Books Obdurately Open Late Evening
Dear BOOLE – it’s important to be careful about how much calculus you do, especially if you’re deriving.
However, I can help you with this particular puzzle. Whenever you see the pattern “$x$ multiplied by stuff” under an integral, especially if there’s no clear substitution available, you should immediately think of integration by parts.
In this case, $u$ is going to be $x$, do $\diff u x = 1$. That leaves $\diff v x = \frac{\sin(x)}{\cos^3(x)}$, which looks ugly at first. But not after enough calculus! If you use the substitution $U = \cos(x)$ ((carefully using a capital $U$ so as not to confuse it with the other $u$)), you wind up with $v = \frac 1 2 \left(\cos(x)\right)^{-2}$.

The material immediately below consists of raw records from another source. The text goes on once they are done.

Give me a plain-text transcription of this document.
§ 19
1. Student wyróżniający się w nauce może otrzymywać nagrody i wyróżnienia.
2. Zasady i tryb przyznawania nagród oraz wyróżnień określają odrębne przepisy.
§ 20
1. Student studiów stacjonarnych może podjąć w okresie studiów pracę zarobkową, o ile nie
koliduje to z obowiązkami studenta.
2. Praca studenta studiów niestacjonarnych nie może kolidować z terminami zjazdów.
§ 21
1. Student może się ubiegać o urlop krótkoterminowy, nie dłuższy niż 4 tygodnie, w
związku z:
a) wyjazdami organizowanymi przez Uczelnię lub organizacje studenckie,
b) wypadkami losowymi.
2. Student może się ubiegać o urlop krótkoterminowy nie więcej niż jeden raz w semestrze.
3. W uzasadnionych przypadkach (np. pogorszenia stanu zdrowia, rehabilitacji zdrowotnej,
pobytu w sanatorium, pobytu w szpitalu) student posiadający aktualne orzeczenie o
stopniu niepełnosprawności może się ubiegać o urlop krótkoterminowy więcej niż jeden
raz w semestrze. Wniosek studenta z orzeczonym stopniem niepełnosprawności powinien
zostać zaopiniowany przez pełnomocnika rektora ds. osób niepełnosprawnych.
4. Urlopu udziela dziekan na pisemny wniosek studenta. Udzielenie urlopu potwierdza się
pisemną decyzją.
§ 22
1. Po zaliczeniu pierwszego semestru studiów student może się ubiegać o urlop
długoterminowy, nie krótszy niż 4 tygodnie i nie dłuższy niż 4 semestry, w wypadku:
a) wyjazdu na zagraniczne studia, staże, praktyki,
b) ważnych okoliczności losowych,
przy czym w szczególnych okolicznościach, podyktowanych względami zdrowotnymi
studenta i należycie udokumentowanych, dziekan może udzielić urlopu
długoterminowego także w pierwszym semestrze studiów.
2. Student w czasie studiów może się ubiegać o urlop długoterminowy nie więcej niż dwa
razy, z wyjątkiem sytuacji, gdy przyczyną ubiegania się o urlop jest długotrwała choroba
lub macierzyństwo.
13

Applying the formula, you get:
$I = uv - \int v \diff u x \d x$
$I = \frac 1 2 x\left(\cos(x)\right)^{-2} -\int \frac 1 2 \left(\cos(x)\right)^{-2} \d x$
However, $(\cos(x))^{-2} \equiv \sec^2(x)$, which integrates to $\tan(x)$! Applying the limits:
$I = \left[\frac 1 2 x \sec^2(x) - \frac 1 2 \tan(x)\right]_0^{\frac \pi 4}$
$I = \left( (\frac 1 2)( \frac {\pi}{4}) (2) - \frac 1 2 (1)\right) - \left(\frac{1}{2} (0)(1) -\frac{1}{2}(0)\right)$
$I = \left ( \frac \pi 4 - \frac 12 \right)$
There we go! A nice, sensible answer. When it comes to integrals, though, mine’s a double.
-- Uncle Colin